The day Bronte left, her darling Gilly had cried, her tall, vigorous body bent over and shaking like she had a tropical fever.
Gilly who was as brave and fierce as the general in the family. General Alexander “Sandy” McAllister who’d risen to fame in India fighting for the British in the Afghan wars. “Sandy” was one of Gilly’s favourites from the family spirit world. After his long stint in India Sandy’s spirit had settled in well to the humid heat of the rain forest, unfazed by the cyclones that blew in from time to time.
Feeling a little rested Bronte slung her bag back over her shoulder then picked up her expensive suitcase. It was one of her mother’s discards. Her mother enjoyed enormously being the wife of a very rich man. Rich men ran the world! Wealth defined the man! Brandt pampered her mother for a good reason. Miranda was always on show as his wife. Her beauty and elegance were legendary and she had a wonderful flair for dressing. Why else would Brandt have married her? It all reflected wonderfully well on his taste.
Otherwise he was far from being a generous man. He had never been generous to Bronte. She would have been walking around in rags, uneducated, if not for the inheritance her own darling father had left her. Her mother didn’t believe in spoiling her either. Worse Brandt was downright mean to his own son. Poor Max who hadn’t inherited any of his father’s abominable skills and bully boy nature. The endless criticisms, the cutting sarcasm, the scorn the two of them had endured. It had been tough to leave fifteen-year-old Max behind, but at least Max had respite at boarding school. He’d even dug in his heels to stay at school through vacations. Something that had affronted their mother who laboured under the monstrous delusion she was a good mother.

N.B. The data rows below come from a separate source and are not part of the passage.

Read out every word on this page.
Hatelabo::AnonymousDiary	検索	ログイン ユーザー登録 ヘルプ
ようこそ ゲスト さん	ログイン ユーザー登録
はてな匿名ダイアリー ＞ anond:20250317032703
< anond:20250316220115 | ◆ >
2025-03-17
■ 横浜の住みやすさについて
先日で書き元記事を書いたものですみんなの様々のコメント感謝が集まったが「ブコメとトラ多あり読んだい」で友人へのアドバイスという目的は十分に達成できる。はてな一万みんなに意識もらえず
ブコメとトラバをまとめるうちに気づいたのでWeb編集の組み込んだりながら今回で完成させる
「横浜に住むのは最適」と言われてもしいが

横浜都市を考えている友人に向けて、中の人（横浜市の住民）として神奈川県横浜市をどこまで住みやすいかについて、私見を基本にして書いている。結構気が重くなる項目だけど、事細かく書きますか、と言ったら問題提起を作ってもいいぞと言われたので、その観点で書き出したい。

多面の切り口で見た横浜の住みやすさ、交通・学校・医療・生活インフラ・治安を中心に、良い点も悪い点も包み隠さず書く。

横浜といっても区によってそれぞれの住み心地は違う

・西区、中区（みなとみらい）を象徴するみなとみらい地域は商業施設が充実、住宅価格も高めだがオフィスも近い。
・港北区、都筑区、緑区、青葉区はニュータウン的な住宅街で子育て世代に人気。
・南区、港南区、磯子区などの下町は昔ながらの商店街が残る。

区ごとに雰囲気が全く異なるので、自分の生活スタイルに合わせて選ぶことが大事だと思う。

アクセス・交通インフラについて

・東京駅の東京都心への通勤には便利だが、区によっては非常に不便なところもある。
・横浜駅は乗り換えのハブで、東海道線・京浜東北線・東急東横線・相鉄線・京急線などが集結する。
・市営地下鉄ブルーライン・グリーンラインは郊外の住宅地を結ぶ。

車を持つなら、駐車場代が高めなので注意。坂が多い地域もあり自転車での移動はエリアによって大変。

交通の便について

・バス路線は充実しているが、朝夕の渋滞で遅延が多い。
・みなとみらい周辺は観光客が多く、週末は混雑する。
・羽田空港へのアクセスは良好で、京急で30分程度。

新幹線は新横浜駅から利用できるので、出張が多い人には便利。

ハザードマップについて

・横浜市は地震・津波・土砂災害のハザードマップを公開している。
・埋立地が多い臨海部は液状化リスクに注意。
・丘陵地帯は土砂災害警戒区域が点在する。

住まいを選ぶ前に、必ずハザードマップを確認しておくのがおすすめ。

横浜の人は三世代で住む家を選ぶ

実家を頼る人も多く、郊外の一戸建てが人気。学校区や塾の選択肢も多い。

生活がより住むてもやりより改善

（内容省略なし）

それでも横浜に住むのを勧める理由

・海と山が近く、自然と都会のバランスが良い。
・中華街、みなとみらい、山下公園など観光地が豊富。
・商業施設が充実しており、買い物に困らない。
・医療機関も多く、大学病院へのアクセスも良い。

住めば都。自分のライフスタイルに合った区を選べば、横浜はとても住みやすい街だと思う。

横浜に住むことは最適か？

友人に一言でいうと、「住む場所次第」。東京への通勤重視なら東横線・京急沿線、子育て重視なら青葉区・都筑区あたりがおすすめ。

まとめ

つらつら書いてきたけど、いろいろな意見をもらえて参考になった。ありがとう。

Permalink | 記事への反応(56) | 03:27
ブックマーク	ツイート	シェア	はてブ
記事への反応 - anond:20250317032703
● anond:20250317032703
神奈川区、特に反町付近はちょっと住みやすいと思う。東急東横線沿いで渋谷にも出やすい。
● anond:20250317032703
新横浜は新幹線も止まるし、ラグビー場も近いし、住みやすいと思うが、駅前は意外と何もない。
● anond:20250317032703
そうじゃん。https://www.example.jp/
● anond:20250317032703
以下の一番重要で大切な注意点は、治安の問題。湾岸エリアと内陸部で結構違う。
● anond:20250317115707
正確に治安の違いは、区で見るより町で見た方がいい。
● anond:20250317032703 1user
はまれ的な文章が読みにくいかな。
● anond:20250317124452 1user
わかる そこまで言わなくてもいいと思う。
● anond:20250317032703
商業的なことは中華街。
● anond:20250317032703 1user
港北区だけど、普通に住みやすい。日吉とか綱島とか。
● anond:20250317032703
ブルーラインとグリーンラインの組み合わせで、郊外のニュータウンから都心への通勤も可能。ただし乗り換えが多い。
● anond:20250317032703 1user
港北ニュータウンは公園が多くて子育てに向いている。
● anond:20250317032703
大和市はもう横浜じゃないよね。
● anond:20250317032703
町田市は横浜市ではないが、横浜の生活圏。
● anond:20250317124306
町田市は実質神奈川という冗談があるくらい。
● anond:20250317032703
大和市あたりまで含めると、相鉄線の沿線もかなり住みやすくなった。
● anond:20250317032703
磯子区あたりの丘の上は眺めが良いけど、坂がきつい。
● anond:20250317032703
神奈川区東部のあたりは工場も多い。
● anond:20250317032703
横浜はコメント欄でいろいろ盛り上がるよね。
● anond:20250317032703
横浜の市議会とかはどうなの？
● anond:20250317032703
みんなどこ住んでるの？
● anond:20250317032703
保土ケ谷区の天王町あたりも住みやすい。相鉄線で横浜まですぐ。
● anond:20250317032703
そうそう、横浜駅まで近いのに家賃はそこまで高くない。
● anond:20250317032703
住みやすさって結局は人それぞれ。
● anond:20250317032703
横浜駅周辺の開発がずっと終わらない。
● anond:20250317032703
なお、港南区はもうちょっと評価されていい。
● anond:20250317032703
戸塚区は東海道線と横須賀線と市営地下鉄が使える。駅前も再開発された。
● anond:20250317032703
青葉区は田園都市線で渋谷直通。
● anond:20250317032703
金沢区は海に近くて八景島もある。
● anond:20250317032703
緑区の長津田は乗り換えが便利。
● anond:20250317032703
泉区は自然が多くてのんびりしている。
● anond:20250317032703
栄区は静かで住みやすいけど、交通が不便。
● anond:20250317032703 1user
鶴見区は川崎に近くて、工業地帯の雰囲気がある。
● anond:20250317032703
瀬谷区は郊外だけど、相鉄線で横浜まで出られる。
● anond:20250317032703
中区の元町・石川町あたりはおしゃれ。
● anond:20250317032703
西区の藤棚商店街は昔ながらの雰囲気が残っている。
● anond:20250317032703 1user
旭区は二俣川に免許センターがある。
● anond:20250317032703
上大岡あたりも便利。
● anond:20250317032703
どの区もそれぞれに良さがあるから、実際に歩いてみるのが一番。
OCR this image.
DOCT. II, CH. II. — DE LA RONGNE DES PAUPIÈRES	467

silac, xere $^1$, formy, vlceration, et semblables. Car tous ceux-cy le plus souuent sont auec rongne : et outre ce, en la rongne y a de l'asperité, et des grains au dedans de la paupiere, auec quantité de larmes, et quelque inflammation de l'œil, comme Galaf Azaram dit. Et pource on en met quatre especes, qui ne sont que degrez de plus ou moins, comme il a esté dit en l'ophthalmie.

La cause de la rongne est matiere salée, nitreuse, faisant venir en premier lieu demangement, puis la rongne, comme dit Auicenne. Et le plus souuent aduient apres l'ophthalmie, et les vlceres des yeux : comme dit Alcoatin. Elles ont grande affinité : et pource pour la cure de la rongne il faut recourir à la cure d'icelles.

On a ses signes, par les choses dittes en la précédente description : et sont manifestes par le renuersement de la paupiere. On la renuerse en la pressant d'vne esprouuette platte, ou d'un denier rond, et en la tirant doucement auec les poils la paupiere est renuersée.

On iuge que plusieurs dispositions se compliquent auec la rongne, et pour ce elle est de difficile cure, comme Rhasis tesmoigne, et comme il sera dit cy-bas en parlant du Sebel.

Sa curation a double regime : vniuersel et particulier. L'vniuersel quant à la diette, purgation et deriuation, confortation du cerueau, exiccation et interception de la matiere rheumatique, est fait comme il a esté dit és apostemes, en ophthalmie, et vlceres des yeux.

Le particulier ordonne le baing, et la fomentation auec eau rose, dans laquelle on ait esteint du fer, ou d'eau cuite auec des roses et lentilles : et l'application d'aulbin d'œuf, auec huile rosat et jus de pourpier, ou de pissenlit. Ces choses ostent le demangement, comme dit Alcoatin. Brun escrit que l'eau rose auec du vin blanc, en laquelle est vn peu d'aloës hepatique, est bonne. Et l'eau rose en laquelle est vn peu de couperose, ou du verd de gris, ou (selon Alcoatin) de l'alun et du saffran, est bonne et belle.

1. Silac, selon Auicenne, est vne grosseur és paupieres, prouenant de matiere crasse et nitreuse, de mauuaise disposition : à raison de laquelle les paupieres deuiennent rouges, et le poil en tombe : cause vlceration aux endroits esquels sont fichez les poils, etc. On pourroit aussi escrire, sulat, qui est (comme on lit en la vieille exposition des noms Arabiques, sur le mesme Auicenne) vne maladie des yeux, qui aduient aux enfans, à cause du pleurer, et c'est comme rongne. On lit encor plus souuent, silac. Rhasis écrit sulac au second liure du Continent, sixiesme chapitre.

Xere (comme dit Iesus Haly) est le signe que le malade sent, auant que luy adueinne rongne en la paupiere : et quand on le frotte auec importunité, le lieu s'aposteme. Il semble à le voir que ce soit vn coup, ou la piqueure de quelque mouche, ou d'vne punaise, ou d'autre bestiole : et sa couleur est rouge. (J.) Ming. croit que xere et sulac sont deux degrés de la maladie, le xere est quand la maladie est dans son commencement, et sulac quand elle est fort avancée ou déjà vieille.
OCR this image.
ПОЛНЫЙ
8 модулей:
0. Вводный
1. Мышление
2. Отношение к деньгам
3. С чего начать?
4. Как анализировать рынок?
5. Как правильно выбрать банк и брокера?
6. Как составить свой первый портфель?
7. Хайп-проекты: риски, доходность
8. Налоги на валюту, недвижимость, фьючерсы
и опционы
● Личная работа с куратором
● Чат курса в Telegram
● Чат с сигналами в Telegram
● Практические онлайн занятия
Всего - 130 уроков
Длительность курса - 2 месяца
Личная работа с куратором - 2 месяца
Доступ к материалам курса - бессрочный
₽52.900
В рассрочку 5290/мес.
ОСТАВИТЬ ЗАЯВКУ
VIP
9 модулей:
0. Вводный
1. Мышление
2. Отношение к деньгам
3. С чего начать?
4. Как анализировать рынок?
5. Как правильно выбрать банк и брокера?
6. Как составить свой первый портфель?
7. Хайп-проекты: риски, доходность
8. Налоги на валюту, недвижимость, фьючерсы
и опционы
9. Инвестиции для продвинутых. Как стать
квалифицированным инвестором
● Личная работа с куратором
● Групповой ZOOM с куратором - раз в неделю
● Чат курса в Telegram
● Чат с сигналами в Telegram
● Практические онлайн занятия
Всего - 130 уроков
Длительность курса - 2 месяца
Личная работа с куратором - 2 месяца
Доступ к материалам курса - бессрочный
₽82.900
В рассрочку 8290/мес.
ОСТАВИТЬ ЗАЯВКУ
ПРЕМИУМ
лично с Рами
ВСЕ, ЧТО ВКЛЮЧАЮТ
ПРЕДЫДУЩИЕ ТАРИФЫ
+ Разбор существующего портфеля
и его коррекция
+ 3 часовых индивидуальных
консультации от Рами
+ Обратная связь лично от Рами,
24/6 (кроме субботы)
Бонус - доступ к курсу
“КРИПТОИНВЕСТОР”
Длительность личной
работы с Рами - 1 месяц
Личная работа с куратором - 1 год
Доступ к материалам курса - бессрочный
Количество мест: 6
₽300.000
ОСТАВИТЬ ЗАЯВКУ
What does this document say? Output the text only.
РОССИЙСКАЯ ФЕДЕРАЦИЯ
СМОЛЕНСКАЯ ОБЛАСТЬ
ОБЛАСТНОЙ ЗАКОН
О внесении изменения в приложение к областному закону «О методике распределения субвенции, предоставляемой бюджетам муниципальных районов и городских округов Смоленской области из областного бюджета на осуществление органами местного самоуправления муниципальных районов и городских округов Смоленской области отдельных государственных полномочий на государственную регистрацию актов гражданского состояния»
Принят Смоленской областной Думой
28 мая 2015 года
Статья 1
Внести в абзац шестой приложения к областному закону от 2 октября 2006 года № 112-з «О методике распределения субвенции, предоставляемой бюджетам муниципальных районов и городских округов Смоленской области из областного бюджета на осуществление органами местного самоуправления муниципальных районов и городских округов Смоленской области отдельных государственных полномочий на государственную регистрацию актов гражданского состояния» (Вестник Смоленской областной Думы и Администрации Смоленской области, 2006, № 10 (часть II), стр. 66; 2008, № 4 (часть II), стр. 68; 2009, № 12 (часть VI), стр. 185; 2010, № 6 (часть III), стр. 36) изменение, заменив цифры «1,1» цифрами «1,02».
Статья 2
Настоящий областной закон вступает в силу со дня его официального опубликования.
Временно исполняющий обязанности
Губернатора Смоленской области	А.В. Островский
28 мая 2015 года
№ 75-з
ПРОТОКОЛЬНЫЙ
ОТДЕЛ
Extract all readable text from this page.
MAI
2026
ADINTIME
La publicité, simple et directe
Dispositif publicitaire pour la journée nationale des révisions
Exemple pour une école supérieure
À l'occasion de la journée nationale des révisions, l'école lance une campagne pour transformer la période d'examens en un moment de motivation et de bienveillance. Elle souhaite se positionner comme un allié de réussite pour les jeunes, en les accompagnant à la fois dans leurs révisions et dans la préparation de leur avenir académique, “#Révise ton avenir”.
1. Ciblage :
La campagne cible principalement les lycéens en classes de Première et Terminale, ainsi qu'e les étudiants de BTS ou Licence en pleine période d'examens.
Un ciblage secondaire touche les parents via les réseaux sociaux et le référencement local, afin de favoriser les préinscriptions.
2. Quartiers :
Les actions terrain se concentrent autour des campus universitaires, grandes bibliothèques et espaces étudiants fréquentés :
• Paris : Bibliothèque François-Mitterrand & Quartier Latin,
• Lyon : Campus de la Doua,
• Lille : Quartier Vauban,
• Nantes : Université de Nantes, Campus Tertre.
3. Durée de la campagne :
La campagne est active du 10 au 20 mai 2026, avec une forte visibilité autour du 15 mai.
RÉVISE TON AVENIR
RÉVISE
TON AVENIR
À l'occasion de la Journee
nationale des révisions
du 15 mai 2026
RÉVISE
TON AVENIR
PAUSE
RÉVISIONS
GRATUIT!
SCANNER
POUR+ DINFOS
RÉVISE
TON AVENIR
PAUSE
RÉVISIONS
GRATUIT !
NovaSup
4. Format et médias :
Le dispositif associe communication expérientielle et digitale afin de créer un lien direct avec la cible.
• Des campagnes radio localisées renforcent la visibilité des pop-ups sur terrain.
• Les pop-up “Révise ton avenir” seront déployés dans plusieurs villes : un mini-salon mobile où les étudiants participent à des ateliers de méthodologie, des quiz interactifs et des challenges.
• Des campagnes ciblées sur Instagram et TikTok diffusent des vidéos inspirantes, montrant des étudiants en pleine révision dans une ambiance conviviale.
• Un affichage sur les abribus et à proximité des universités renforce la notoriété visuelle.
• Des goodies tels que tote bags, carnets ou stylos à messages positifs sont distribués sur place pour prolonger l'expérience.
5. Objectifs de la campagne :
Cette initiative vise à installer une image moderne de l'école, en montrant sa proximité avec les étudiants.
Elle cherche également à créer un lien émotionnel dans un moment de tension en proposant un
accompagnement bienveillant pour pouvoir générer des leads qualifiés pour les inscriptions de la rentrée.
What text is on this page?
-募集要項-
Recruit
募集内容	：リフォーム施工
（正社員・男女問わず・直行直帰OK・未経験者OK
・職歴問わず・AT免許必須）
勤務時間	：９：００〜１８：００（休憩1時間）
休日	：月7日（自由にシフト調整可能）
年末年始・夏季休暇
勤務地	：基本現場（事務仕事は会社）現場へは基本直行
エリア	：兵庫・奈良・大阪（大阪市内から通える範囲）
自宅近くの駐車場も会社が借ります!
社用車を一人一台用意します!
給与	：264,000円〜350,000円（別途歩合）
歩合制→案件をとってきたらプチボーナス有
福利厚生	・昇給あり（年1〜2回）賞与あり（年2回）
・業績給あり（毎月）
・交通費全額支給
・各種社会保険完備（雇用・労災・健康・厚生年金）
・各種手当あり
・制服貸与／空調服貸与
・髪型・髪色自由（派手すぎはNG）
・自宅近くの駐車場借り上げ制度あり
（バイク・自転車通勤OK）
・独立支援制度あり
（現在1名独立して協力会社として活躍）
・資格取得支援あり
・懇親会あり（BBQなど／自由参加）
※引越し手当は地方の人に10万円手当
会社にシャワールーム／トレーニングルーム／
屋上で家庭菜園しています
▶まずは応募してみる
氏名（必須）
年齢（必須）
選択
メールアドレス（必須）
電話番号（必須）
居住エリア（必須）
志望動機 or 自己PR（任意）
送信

My sad, dysfunctional family! Bronte thought. There was a crisis every day of the week. She was always amazed she could look so much like her mother yet be nothing like her in her nature and behaviour. It was Gilly who had taught her values, shown her love and understanding. Gilly was the woman of substance not her own mother whom she continued to love even as she despaired of ever having her love returned. Beautiful Miranda who at the drop of a hat—for instance a broken engagement—could turn into a shrieking virago. If Brandt was famous for his lung power, he could on occasion be equalled by her mother.
Bronte staggered on bravely, remembering how Gilly had always called her “plucky.” As a child it had made her laugh. Plucky. For some reason—the obvious clucky—she associated it with Gilly’s chooks. Despite Bronte’s multiple discomforts she was drinking in her surroundings. She loved this place. It was the Garden of Eden complete with the snakes. The countryside was glorious. The coastal corridor north of Capricorn was as lush and bountiful as the Interior across the Great Divide was arid. She adored the rampant blossoming of the tropics. The brilliantly plumaged birds. The colour!